Point cloud registration is an essential step in the process of 3D reconstruction. In this paper, a fast registration algorithm of rock mass point cloud is proposed based on the improved iterative closest point (ICP) algorithm. In our proposed algorithm, the point cloud data of single station scanner is transformed into digital images by spherical polar coordinates, then image features are extracted and edge points are removed, the features used in this algorithm is scale-invariant feature transform (SIFT). By analyzing the corresponding relationship between digital images and 3D points, the 3D feature points are extracted, from which we can search for the two-way correspondence as candidates. After the false matches are eliminated by the exhaustive search method based on random sampling, the transformation is computed via the Levenberg-Marquardt-Iterative Closest Point (LM-ICP) algorithm. Experiments on real data of rock mass show that the proposed algorithm has the similar accuracy and better registration efficiency compared with the ICP algorithm and other algorithms.
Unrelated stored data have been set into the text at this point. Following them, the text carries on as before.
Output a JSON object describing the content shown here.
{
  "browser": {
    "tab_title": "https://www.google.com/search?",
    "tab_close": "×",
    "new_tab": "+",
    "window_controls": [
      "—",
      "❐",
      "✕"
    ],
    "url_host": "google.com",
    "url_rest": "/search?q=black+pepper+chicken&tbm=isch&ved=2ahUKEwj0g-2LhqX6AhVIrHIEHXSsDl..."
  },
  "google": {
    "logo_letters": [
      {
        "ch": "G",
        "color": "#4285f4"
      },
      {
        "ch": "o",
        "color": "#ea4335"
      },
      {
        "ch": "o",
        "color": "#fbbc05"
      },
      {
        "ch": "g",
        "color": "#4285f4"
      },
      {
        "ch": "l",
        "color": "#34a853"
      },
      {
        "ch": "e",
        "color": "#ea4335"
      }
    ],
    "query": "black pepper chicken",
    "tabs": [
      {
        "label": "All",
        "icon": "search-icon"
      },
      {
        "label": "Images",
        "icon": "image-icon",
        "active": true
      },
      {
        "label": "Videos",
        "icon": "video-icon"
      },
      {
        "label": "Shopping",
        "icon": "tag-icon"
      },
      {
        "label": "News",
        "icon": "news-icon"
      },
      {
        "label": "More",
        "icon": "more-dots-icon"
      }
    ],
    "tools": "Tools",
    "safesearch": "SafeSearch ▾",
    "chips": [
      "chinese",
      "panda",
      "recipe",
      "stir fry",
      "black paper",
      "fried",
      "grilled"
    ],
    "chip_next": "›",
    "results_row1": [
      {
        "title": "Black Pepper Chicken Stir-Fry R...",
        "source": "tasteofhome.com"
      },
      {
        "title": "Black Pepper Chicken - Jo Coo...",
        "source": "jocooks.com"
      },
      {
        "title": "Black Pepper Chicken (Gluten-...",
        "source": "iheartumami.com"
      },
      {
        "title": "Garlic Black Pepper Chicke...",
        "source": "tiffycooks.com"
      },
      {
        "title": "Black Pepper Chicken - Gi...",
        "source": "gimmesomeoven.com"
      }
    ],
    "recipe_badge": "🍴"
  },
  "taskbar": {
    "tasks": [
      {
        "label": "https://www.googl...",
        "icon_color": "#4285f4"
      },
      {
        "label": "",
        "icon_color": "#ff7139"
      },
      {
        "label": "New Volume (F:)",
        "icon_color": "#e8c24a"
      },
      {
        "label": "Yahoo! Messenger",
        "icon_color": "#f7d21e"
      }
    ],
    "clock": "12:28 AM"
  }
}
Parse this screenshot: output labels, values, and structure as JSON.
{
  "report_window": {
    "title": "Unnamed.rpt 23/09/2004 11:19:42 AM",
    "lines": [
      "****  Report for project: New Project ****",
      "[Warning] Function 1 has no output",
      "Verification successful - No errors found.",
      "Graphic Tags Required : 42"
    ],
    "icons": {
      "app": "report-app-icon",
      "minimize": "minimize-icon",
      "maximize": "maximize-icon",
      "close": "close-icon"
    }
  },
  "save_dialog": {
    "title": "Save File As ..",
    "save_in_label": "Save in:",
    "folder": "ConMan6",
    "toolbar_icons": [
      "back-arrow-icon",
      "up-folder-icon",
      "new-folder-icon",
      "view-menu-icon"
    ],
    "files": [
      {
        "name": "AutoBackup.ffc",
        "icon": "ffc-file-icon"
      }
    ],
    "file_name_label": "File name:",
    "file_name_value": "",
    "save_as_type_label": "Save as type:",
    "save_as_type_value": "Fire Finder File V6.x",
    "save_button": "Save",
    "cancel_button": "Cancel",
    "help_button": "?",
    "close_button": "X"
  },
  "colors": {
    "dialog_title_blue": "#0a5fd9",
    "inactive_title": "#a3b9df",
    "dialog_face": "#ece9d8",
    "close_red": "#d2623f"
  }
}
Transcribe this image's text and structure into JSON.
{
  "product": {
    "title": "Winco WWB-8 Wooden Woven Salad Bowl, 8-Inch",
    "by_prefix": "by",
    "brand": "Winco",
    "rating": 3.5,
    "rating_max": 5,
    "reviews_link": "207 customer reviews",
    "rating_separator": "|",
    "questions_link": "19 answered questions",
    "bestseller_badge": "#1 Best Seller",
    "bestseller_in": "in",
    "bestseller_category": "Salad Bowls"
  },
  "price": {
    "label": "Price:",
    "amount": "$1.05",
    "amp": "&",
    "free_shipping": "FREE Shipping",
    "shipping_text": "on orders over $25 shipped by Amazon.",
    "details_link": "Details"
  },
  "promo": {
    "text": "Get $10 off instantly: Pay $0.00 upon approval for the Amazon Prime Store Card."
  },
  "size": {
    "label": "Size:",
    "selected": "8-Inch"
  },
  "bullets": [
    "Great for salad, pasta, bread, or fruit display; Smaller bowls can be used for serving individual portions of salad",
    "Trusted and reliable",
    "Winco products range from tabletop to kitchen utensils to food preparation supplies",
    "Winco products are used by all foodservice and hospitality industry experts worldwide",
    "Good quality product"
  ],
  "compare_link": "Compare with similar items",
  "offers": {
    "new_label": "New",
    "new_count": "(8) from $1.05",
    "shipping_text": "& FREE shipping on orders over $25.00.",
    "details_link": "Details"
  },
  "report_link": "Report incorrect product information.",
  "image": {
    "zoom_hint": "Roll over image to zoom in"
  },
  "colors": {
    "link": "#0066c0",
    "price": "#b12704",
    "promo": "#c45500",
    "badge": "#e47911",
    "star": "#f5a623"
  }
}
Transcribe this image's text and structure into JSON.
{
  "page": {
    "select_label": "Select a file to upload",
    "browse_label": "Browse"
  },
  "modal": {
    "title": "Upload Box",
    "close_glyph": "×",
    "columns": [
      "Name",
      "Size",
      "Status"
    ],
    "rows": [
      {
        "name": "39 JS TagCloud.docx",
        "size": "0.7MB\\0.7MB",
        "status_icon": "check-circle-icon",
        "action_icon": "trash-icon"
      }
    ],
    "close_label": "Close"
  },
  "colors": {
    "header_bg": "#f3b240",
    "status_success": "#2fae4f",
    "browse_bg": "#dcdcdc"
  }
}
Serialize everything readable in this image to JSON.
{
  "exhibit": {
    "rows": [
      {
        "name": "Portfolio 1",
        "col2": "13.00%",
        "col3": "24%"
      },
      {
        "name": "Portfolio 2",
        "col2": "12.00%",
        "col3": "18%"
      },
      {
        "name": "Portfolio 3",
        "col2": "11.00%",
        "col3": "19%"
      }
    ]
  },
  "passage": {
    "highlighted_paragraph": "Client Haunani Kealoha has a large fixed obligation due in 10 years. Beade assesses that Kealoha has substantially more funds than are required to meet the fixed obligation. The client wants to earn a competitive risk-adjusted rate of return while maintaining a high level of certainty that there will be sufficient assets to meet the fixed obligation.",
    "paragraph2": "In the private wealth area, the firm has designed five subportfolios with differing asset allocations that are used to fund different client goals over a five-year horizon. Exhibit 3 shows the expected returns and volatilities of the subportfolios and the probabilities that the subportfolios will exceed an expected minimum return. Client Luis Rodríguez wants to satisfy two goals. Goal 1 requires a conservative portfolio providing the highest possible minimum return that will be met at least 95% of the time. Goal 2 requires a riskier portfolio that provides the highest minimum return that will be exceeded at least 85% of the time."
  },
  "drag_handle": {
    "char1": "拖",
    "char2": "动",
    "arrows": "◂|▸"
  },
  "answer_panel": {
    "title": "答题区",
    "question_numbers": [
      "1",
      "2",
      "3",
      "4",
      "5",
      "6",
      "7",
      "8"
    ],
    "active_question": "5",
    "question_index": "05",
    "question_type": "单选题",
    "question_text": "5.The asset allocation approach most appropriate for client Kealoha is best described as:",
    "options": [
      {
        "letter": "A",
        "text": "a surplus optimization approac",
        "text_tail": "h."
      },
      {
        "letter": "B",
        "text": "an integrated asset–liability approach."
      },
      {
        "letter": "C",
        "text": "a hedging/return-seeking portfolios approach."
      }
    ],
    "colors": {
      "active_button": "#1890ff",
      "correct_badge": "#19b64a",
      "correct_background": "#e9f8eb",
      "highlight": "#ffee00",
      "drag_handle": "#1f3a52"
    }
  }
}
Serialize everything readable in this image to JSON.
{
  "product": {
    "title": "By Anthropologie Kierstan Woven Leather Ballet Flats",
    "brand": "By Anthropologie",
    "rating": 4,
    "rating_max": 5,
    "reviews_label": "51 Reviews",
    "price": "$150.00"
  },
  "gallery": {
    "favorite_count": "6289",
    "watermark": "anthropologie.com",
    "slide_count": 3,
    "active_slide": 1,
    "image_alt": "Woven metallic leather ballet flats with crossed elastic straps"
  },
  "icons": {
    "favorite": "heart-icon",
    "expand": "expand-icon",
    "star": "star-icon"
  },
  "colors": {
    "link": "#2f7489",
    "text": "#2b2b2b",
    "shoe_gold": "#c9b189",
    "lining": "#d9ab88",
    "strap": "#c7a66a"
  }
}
机译:点云配准是3D重建过程中必不可少的步骤。基于改进的迭代最近点(ICP)算法,提出了一种岩体点云快速配准算法。在我们提出的算法中,单站扫描仪的点云数据通过球面极坐标转换为数字图像,然后提取图像特征并去除边缘点,该算法使用的特征是尺度不变特征变换(SIFT)。通过分析数字图像和3D点之间的对应关系,提取3D特征点,然后可以从中搜索双向对应关系作为候选对象。通过基于随机采样的穷举搜索方法消除了错误匹配之后,将通过Levenberg-Marquardt-迭代最近点(LM-ICP)算法计算出转换。对岩体真实数据的实验表明,与ICP算法和其他算法相比,该算法具有相似的精度和更好的配准效率。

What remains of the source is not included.